Settling there with his wife and children and several other Mennonite families, they built a meetinghouse in 1825 that remains largely unchanged, preserving an early-19th-century style, while most Mennonite meetinghouses in Pennsylvania underwent replacement, expansion and other remodeling. The congregation declined and ceased worship services around 1900, the last minister being Abraham’s son, Joseph H. Ziegler (1815-1904). Photos courtesy of Ellis Michaels.
Daniel F. Ziegler, photographer
Daniel F. Ziegler (1871-1961), a descendant of bishop Andrew, was a photographer who operated a studio for many years in Souderton.

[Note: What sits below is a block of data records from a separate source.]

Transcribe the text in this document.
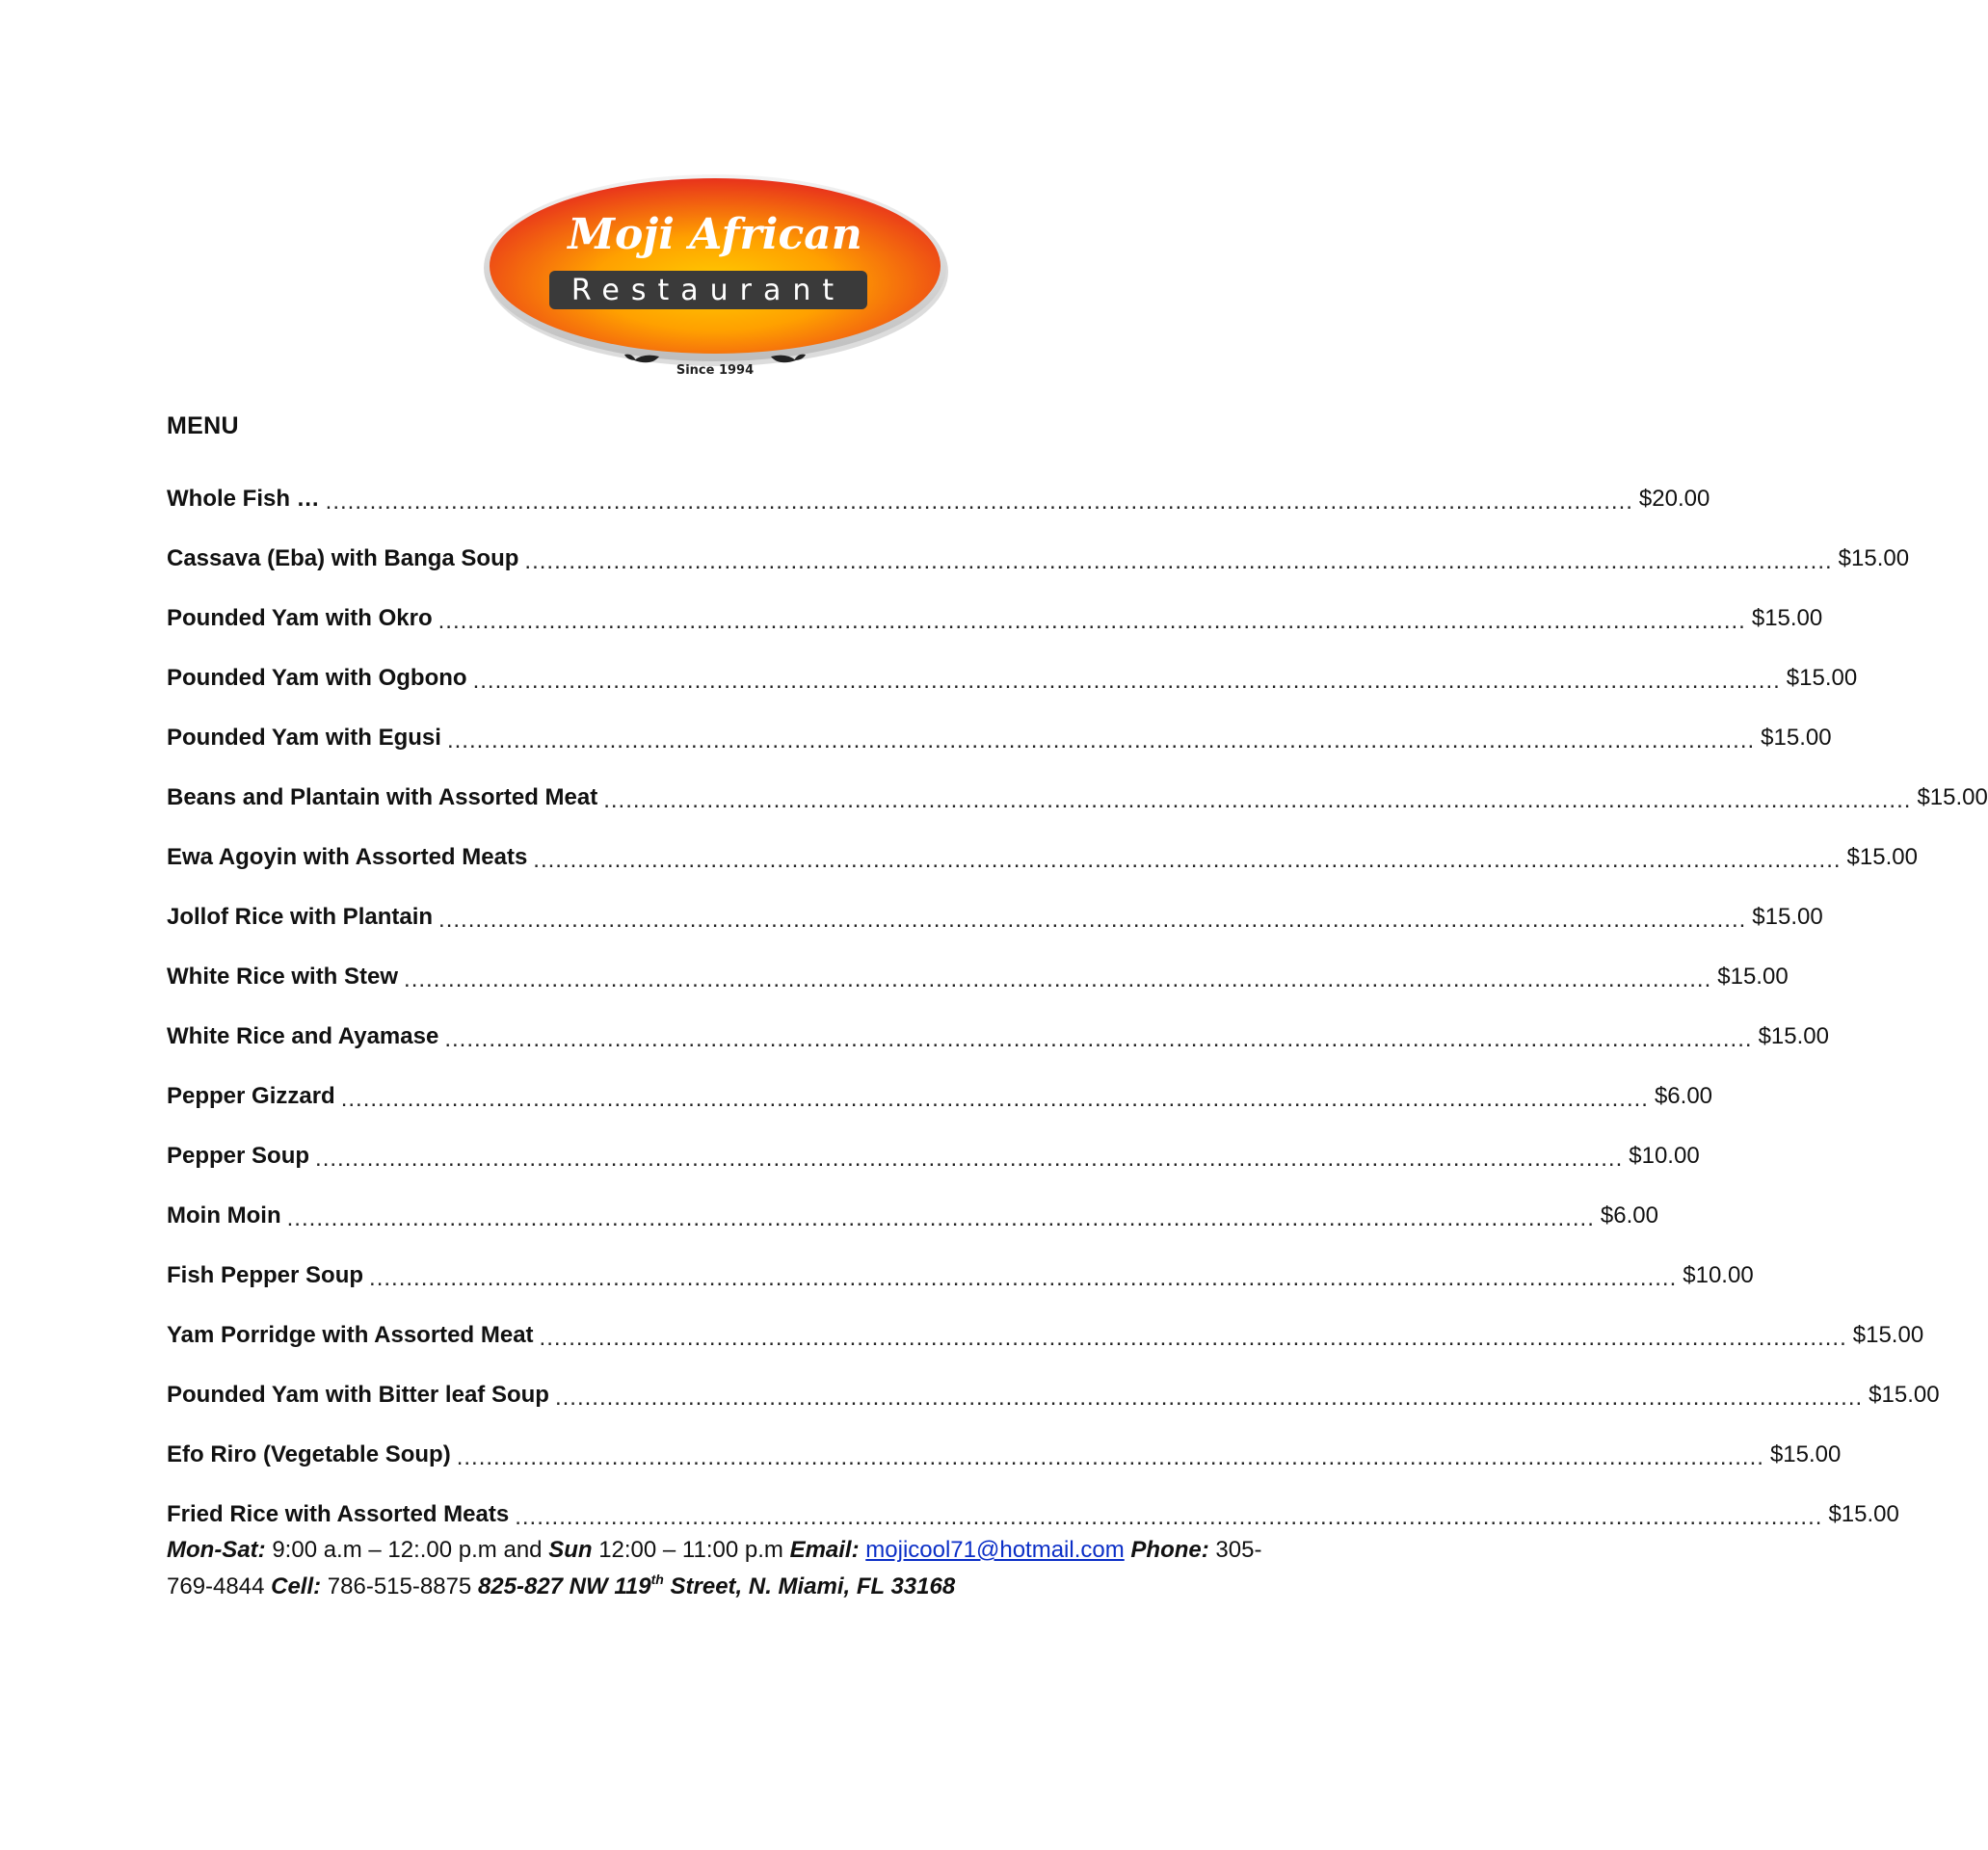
Moji African
Restaurant
Since 1994
MENU
Whole Fish … ................................................................................................................................................................................. $20.00
Cassava (Eba) with Banga Soup ................................................................................................................................................................................. $15.00
Pounded Yam with Okro ................................................................................................................................................................................. $15.00
Pounded Yam with Ogbono ................................................................................................................................................................................. $15.00
Pounded Yam with Egusi ................................................................................................................................................................................. $15.00
Beans and Plantain with Assorted Meat ................................................................................................................................................................................. $15.00
Ewa Agoyin with Assorted Meats ................................................................................................................................................................................. $15.00
Jollof Rice with Plantain ................................................................................................................................................................................. $15.00
White Rice with Stew ................................................................................................................................................................................. $15.00
White Rice and Ayamase ................................................................................................................................................................................. $15.00
Pepper Gizzard ................................................................................................................................................................................. $6.00
Pepper Soup ................................................................................................................................................................................. $10.00
Moin Moin ................................................................................................................................................................................. $6.00
Fish Pepper Soup ................................................................................................................................................................................. $10.00
Yam Porridge with Assorted Meat ................................................................................................................................................................................. $15.00
Pounded Yam with Bitter leaf Soup ................................................................................................................................................................................. $15.00
Efo Riro (Vegetable Soup) ................................................................................................................................................................................. $15.00
Fried Rice with Assorted Meats ................................................................................................................................................................................. $15.00
Mon-Sat: 9:00 a.m – 12:.00 p.m and Sun 12:00 – 11:00 p.m Email: mojicool71@hotmail.com Phone: 305-769-4844 Cell: 786-515-8875 825-827 NW 119th Street, N. Miami, FL 33168
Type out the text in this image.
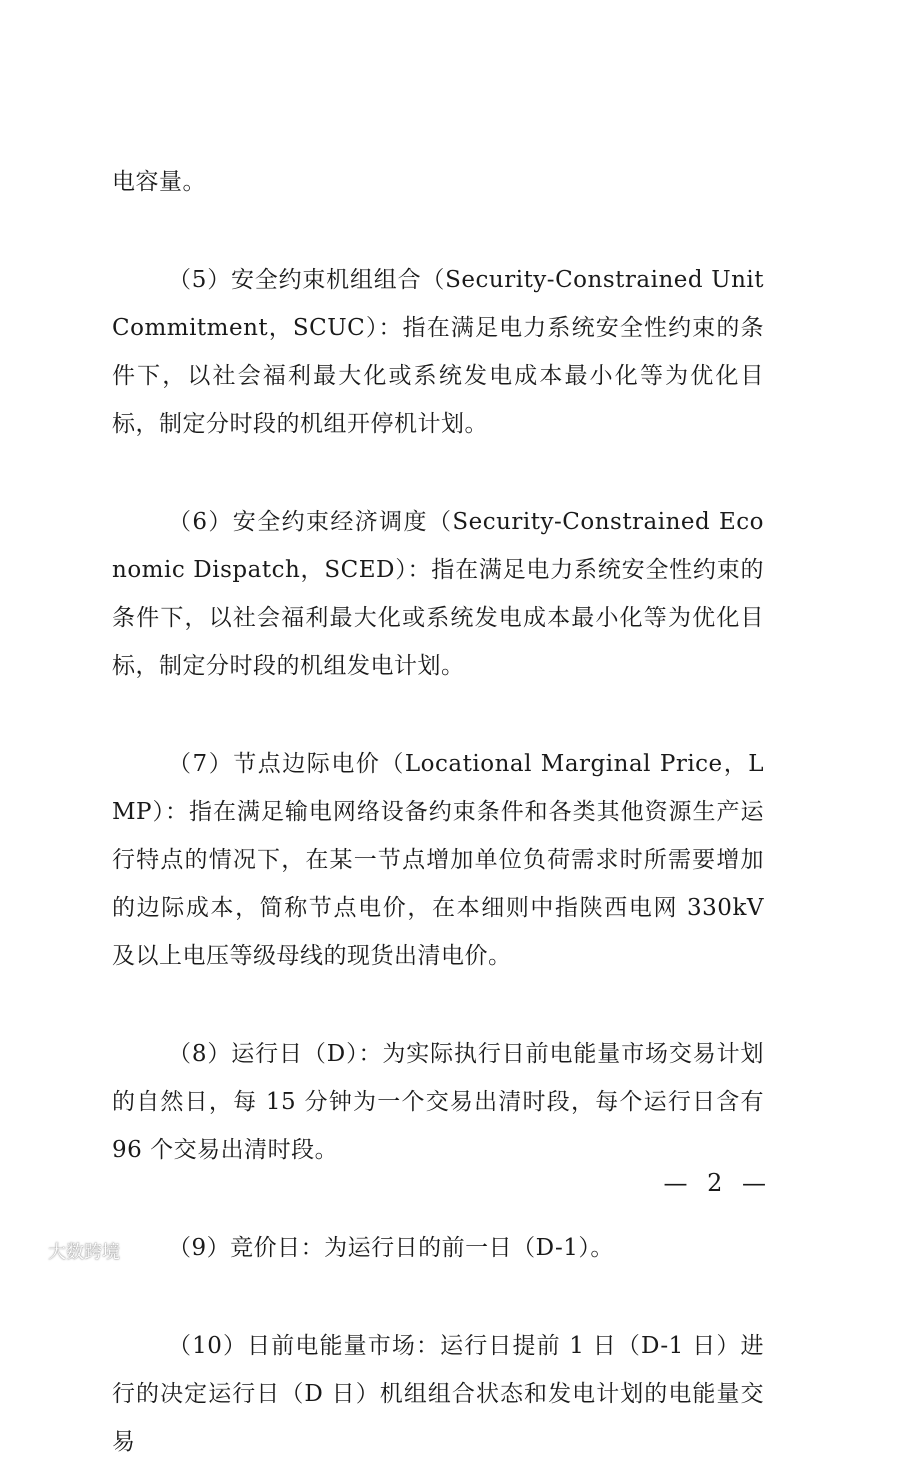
电容量。

（5）安全约束机组组合（Security-Constrained Unit Commitment，SCUC）：指在满足电力系统安全性约束的条件下，以社会福利最大化或系统发电成本最小化等为优化目标，制定分时段的机组开停机计划。

（6）安全约束经济调度（Security-Constrained Economic Dispatch，SCED）：指在满足电力系统安全性约束的条件下，以社会福利最大化或系统发电成本最小化等为优化目标，制定分时段的机组发电计划。

（7）节点边际电价（Locational Marginal Price，LMP）：指在满足输电网络设备约束条件和各类其他资源生产运行特点的情况下，在某一节点增加单位负荷需求时所需要增加的边际成本，简称节点电价，在本细则中指陕西电网 330kV 及以上电压等级母线的现货出清电价。

（8）运行日（D）：为实际执行日前电能量市场交易计划的自然日，每 15 分钟为一个交易出清时段，每个运行日含有 96 个交易出清时段。

（9）竞价日：为运行日的前一日（D-1）。

（10）日前电能量市场：运行日提前 1 日（D-1 日）进行的决定运行日（D 日）机组组合状态和发电计划的电能量交易

— 2 —
大数跨境
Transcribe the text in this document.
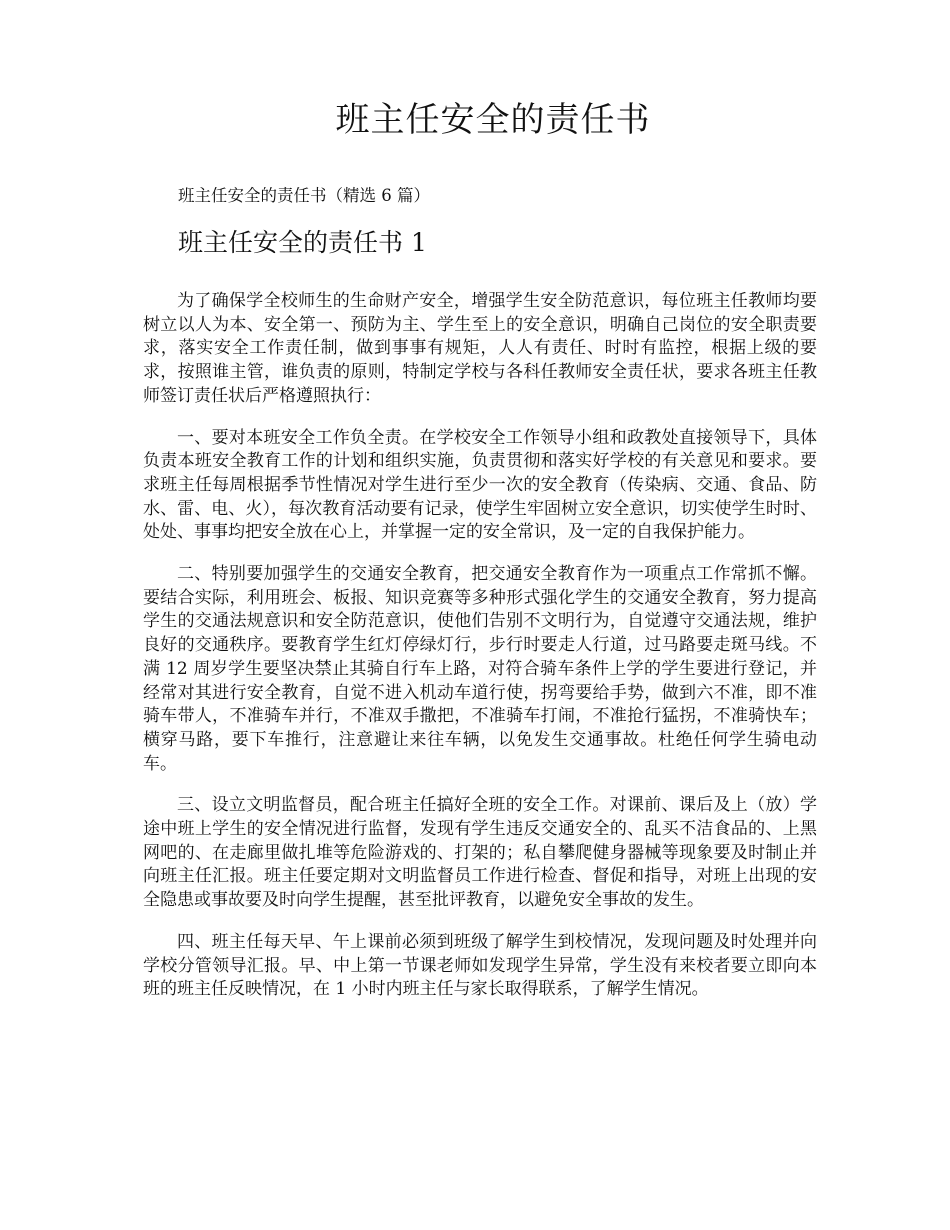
班主任安全的责任书
班主任安全的责任书（精选 6 篇）
班主任安全的责任书 1

为了确保学全校师生的生命财产安全，增强学生安全防范意识，每位班主任教师均要树立以人为本、安全第一、预防为主、学生至上的安全意识，明确自己岗位的安全职责要求，落实安全工作责任制，做到事事有规矩，人人有责任、时时有监控，根据上级的要求，按照谁主管，谁负责的原则，特制定学校与各科任教师安全责任状，要求各班主任教师签订责任状后严格遵照执行：

一、要对本班安全工作负全责。在学校安全工作领导小组和政教处直接领导下，具体负责本班安全教育工作的计划和组织实施，负责贯彻和落实好学校的有关意见和要求。要求班主任每周根据季节性情况对学生进行至少一次的安全教育（传染病、交通、食品、防水、雷、电、火），每次教育活动要有记录，使学生牢固树立安全意识，切实使学生时时、处处、事事均把安全放在心上，并掌握一定的安全常识，及一定的自我保护能力。

二、特别要加强学生的交通安全教育，把交通安全教育作为一项重点工作常抓不懈。要结合实际，利用班会、板报、知识竞赛等多种形式强化学生的交通安全教育，努力提高学生的交通法规意识和安全防范意识，使他们告别不文明行为，自觉遵守交通法规，维护良好的交通秩序。要教育学生红灯停绿灯行，步行时要走人行道，过马路要走斑马线。不满 12 周岁学生要坚决禁止其骑自行车上路，对符合骑车条件上学的学生要进行登记，并经常对其进行安全教育，自觉不进入机动车道行使，拐弯要给手势，做到六不准，即不准骑车带人，不准骑车并行，不准双手撒把，不准骑车打闹，不准抢行猛拐，不准骑快车；横穿马路，要下车推行，注意避让来往车辆，以免发生交通事故。杜绝任何学生骑电动车。

三、设立文明监督员，配合班主任搞好全班的安全工作。对课前、课后及上（放）学途中班上学生的安全情况进行监督，发现有学生违反交通安全的、乱买不洁食品的、上黑网吧的、在走廊里做扎堆等危险游戏的、打架的；私自攀爬健身器械等现象要及时制止并向班主任汇报。班主任要定期对文明监督员工作进行检查、督促和指导，对班上出现的安全隐患或事故要及时向学生提醒，甚至批评教育，以避免安全事故的发生。

四、班主任每天早、午上课前必须到班级了解学生到校情况，发现问题及时处理并向学校分管领导汇报。早、中上第一节课老师如发现学生异常，学生没有来校者要立即向本班的班主任反映情况，在 1 小时内班主任与家长取得联系，了解学生情况。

The photos he took in settings around town, including many school group photos, provide a view of life in the growing railroad town at the turn of the 20th century.
Daniel was a member of the church council at the progressive Zion Mennonite Church in Souderton and father-in-law of the congregation’s third pastor, Reed Landis.
Zeigler’s Apple Cider
One branch of the family moved “over the Ridge” into Marlborough Township and did not remain Mennonite; for some reason, they began to spell their name “Zeigler”. When Franconia Mennonite Conference began a mission in the nearby village of Finland in 1931, widow Mary Henry Zeigler became converted and joined the church, probably with no idea that her husband’s ancestors had been prominent Mennonite leaders in early Pennsylvania. Mary donated the land for the original Finland Mennonite meetinghouse and cemetery, and today a newer meetinghouse has been built across the street from her humble farmhouse on Zeigler Road.
Mary’s son Maurice moved to a row home in Lansdale, where in 1932 he began pressing cider in his back shed, on a press that he built himself. He invented and built devices to wash jugs and apples, emphasizing a cleanliness that was not always present in cider making of the day.
With the help of his children and others, Maurice developed a delivery route in North Wales and Norristown, and over the decades the family grew Zeigler’s Apple Cider into a very successful business with national distribution.
Sources on the Ziegler family:
Ruth, John L. Maintaining the right fellowship: a narrative account of life in the oldest Mennonite community in North America. Scottdale, PA: Herald Press. 1984.
Strassburger, Ralph Beaver. “The Ziegler family.” The Strassburger family and allied families of Pennsylvania. Gwynedd Valley, PA: self-published. 1922. pp. 414-453.
Wenger, John C. “Ziegler (Zeigler, Zigler) family.” Global Anabaptist Mennonite Encyclopedia Online. 1959. Web. 9 Nov 2016. http://gameo.org/index.php?title=Ziegler_(Zeigler,_Zigler)_family&oldid=120540.
Ziegler, Gertrude Mohlin. The Ziegler family and related families in Pennsylvania. Zelienople, PA: Charles Campbell Printing Co. 1978.